God believes we can all do hard things.

And boy, is our world full of hard things right now.

We have seen the photos and videos of the desperation of people in Afghanistan.

We have seen the thousands who have died and those without homes because of the earthquake in Haiti.

Our sisters and brothers in Cuba do not have access to vaccines, medicines, and even food is scarce in their small villages.

And we are seeing numbers of COVID cases and deaths rise in our community.

And yet, like the wandering Israelites, like the disciples who complained to Jesus, God is constant to us and here with us, even in these difficult times.

While homes may change, still abiding in our hearts is the courage and the wisdom of a God who does not abandon us. A god who calls us to care for our brothers and sisters here in Tallahassee and beyond. A god who compels us to speak hard truth and advocate for those who need care.

Jesus asks the twelve, “Do you also wish to go away” referring to those who stopped following him, and Peter replies, “Where else would we go!?”

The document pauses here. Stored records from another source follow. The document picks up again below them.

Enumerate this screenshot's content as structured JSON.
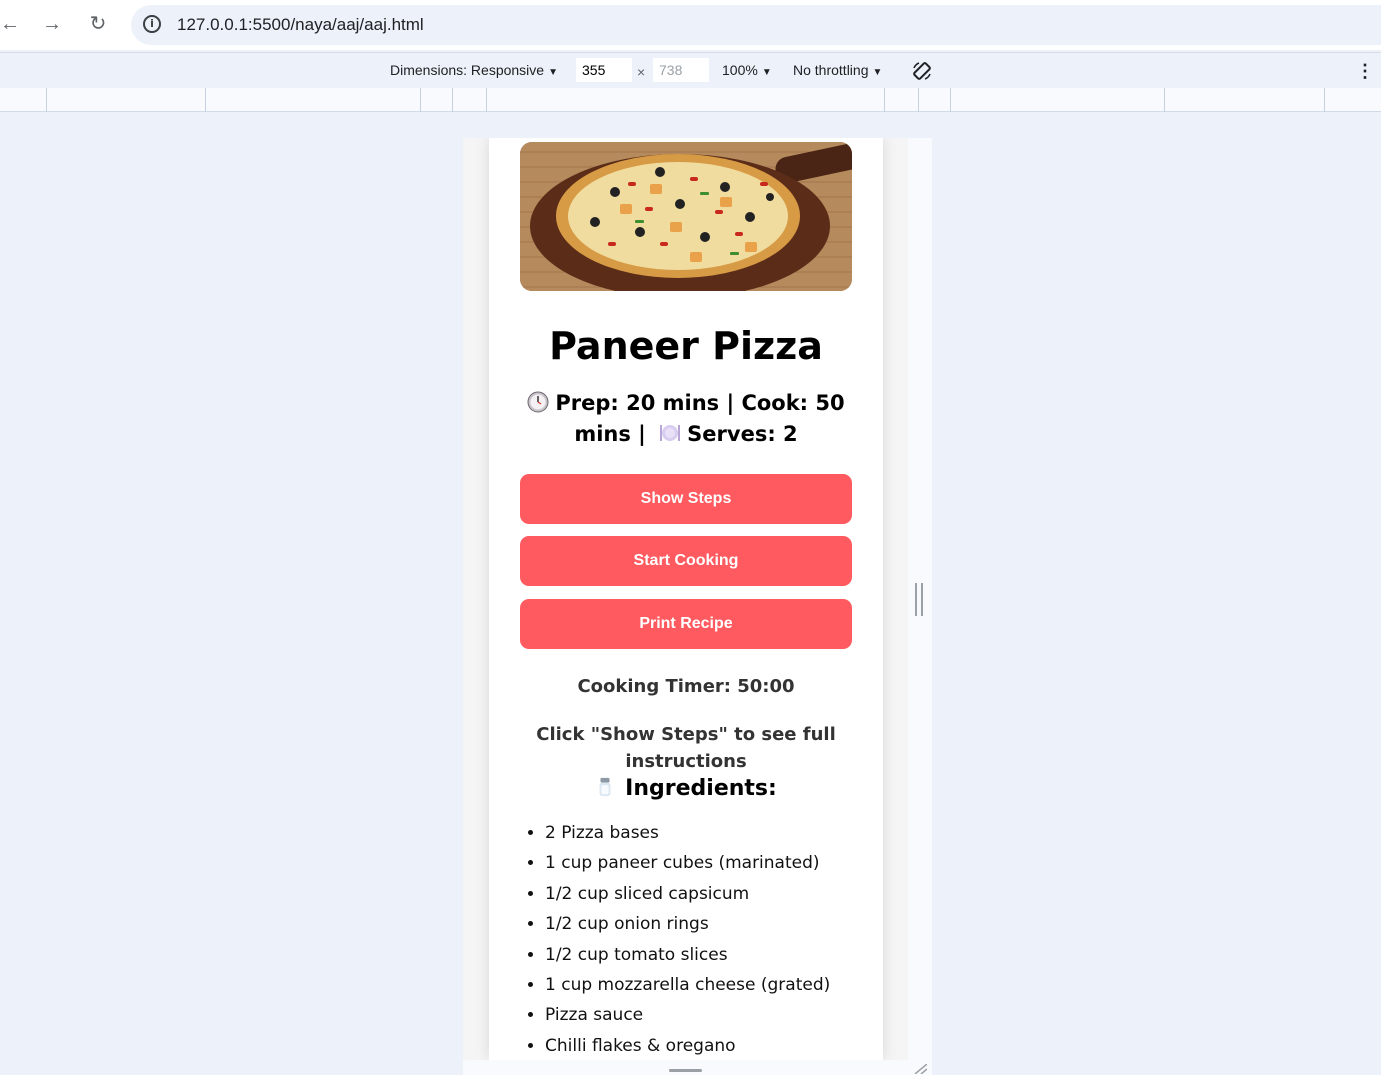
{
  "browser": {
    "url": "127.0.0.1:5500/naya/aaj/aaj.html"
  },
  "devtools": {
    "dimensions_label": "Dimensions: Responsive",
    "width": "355",
    "height_placeholder": "738",
    "times": "×",
    "zoom": "100%",
    "throttling": "No throttling"
  },
  "recipe": {
    "title": "Paneer Pizza",
    "prep_line": "Prep: 20 mins | Cook: 50 mins |",
    "serves": "Serves: 2",
    "buttons": {
      "show_steps": "Show Steps",
      "start_cooking": "Start Cooking",
      "print_recipe": "Print Recipe"
    },
    "timer": "Cooking Timer: 50:00",
    "hint": "Click \"Show Steps\" to see full instructions",
    "ingredients_heading": "Ingredients:",
    "ingredients": [
      "2 Pizza bases",
      "1 cup paneer cubes (marinated)",
      "1/2 cup sliced capsicum",
      "1/2 cup onion rings",
      "1/2 cup tomato slices",
      "1 cup mozzarella cheese (grated)",
      "Pizza sauce",
      "Chilli flakes & oregano"
    ],
    "icons": [
      "clock-icon",
      "plate-icon",
      "salt-shaker-icon",
      "pizza-image"
    ]
  },
  "colors": {
    "accent": "#ff5a5f",
    "page_bg": "#edf2fa"
  }
}
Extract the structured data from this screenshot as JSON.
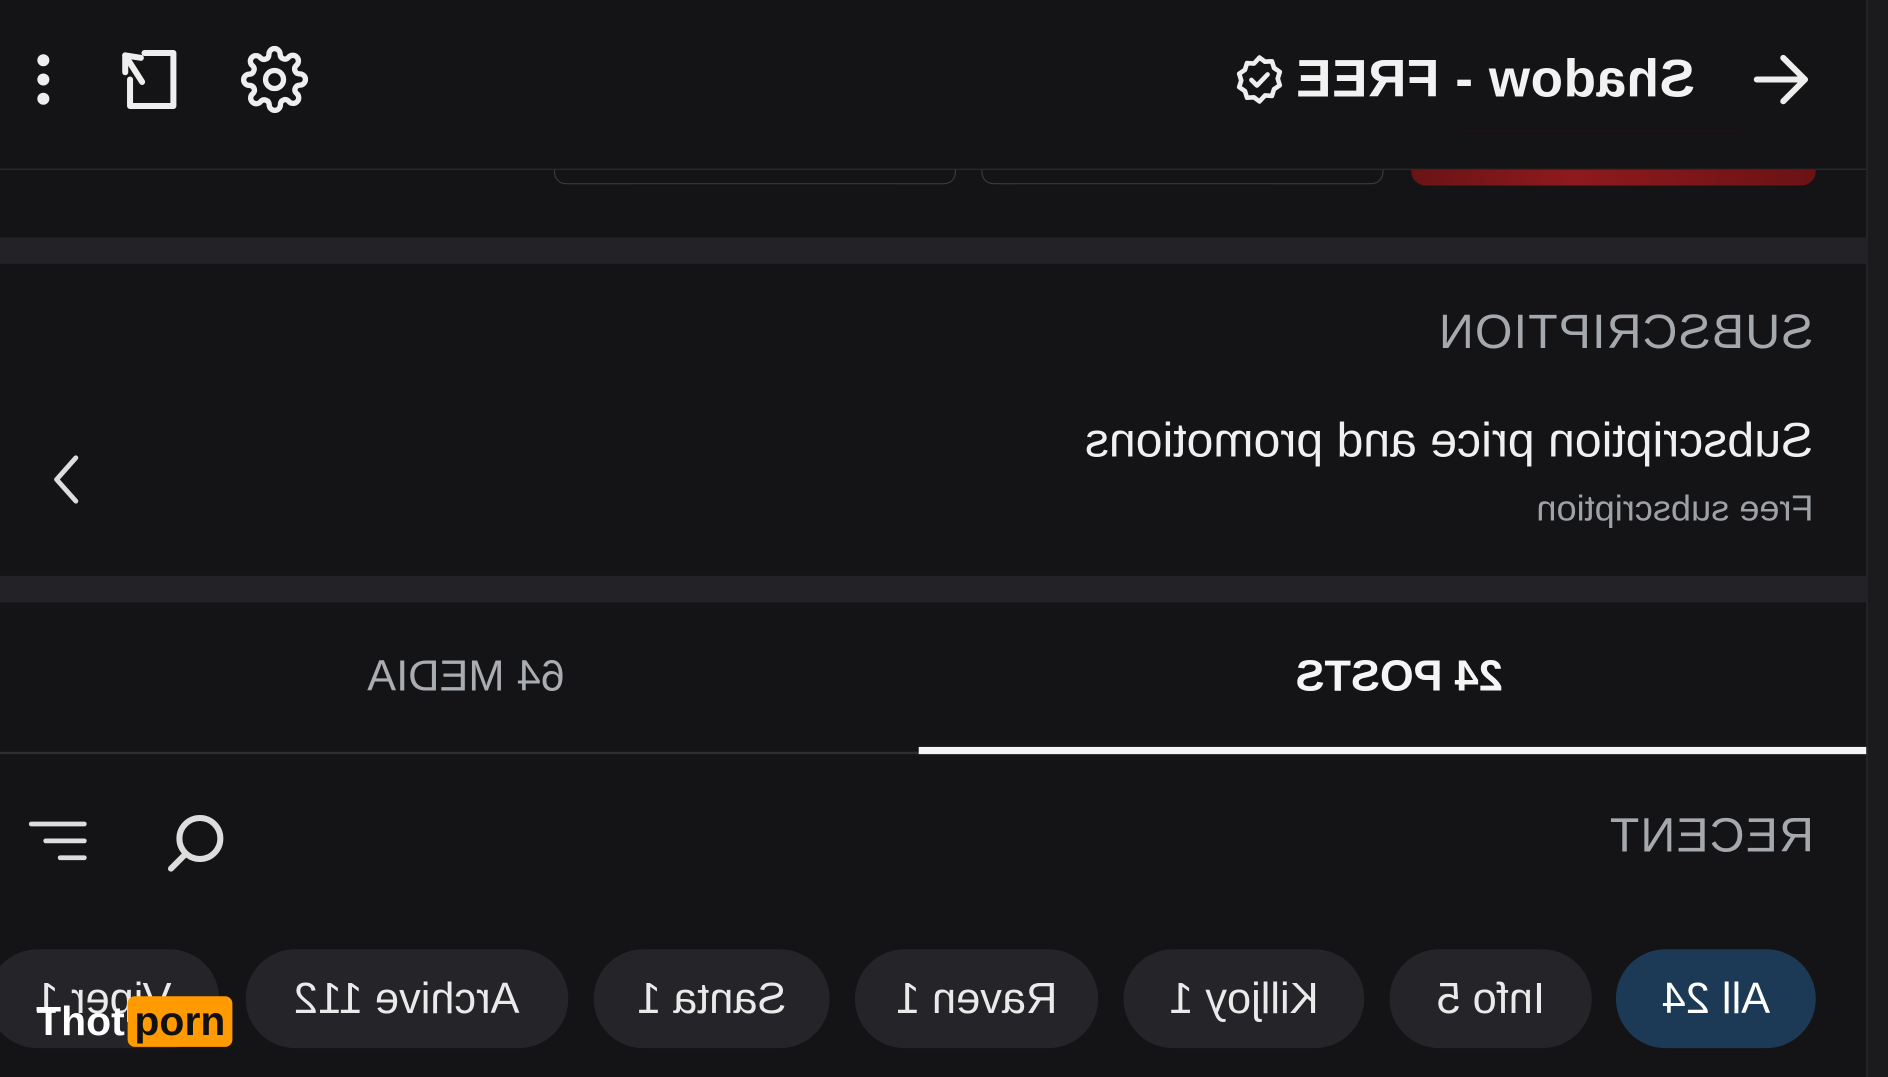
{
  "header": {
    "title": "Shadow - FREE",
    "icons": [
      "arrow-right-icon",
      "verified-badge-icon",
      "gear-icon",
      "share-icon",
      "more-vertical-icon"
    ]
  },
  "subscription": {
    "section_label": "SUBSCRIPTION",
    "title": "Subscription price and promotions",
    "value": "Free subscription"
  },
  "tabs": [
    {
      "label": "24 POSTS",
      "active": true
    },
    {
      "label": "64 MEDIA",
      "active": false
    }
  ],
  "filter": {
    "label": "RECENT"
  },
  "chips": [
    {
      "label": "All 24",
      "active": true
    },
    {
      "label": "Info 5",
      "active": false
    },
    {
      "label": "Killjoy 1",
      "active": false
    },
    {
      "label": "Raven 1",
      "active": false
    },
    {
      "label": "Santa 1",
      "active": false
    },
    {
      "label": "Archive 112",
      "active": false
    },
    {
      "label": "Viper 1",
      "active": false
    }
  ],
  "watermark": {
    "part1": "Thot",
    "part2": "porn"
  },
  "colors": {
    "background": "#141416",
    "active_chip": "#1c3a55",
    "chip": "#252529",
    "watermark_accent": "#ff9b00"
  }
}
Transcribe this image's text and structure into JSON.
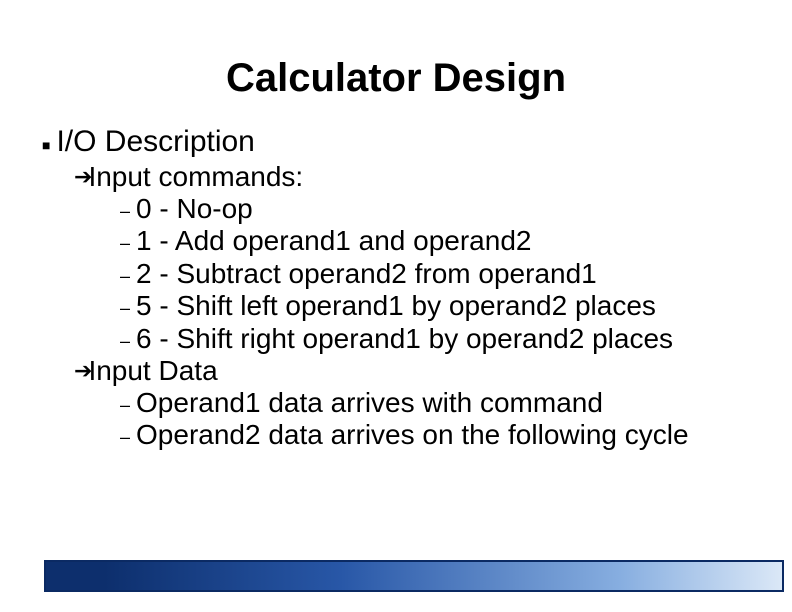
{
  "title": "Calculator Design",
  "section": "I/O Description",
  "group1": {
    "heading": "Input commands:"
  },
  "cmd0": "0 - No-op",
  "cmd1": "1 - Add operand1 and operand2",
  "cmd2": "2 - Subtract operand2 from operand1",
  "cmd5": "5 - Shift left operand1 by operand2 places",
  "cmd6": "6 - Shift right operand1 by operand2 places",
  "group2": {
    "heading": "Input Data"
  },
  "data1": "Operand1 data arrives with command",
  "data2": "Operand2 data arrives on the following cycle"
}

As disciples, they have left everything and at the same time they have gained everything too. In leaving behind their old lives, they have opened their hearts to a deeper path, a path that was one day at a time and one teaching at a time. Peter knows that he belonged in the twelve, in the group following Jesus and it was there he wanted to learn more, to grow in this knowledge of who God is through Jesus.

Even if ministry was hard,

even if this life redefined home.

You have the words of eternal life, Peter says.

I want to know more.

I want to follow you.

We know that Peter gets it right and gets it wrong, too. We know Peter, like the Israelites questions what is best. And Jesus teaches again what it means to be a follower.

A life of discipleships means compassion, suffering with those we love.

A life of discipleship means learning more and continuing to grow in the knowledge and love of God.

A life of discipleship means acknowledging that we are in this together, walking one step at a time on a pilgrimage of faith.

Psalm 84 and our Sequence hymn sing: “How lovely is your dwelling place.”

Remember, Jesus was born in a stable, lived in a tiny town his whole childhood, traveled to people’s homes and stayed there a while as an adult- no house of his own. It doesn’t matter the “where” that dwelling place is- Peter says, “what matters is the who is with you.”

Our thirsty souls and flesh cry out for the living God. And will only be satiated when we realize that, as Jesus in the gospel of John says,  “Abide in me and I will abide in you.”

We carry our home with us, because there in our heart God already resides, ever present, ever ready to give us the courage and wisdom to battle our fears and compel us into the messiness of life.

Wherever you are on your spiritual journey- you are already home because God dwells in you before you even realize it.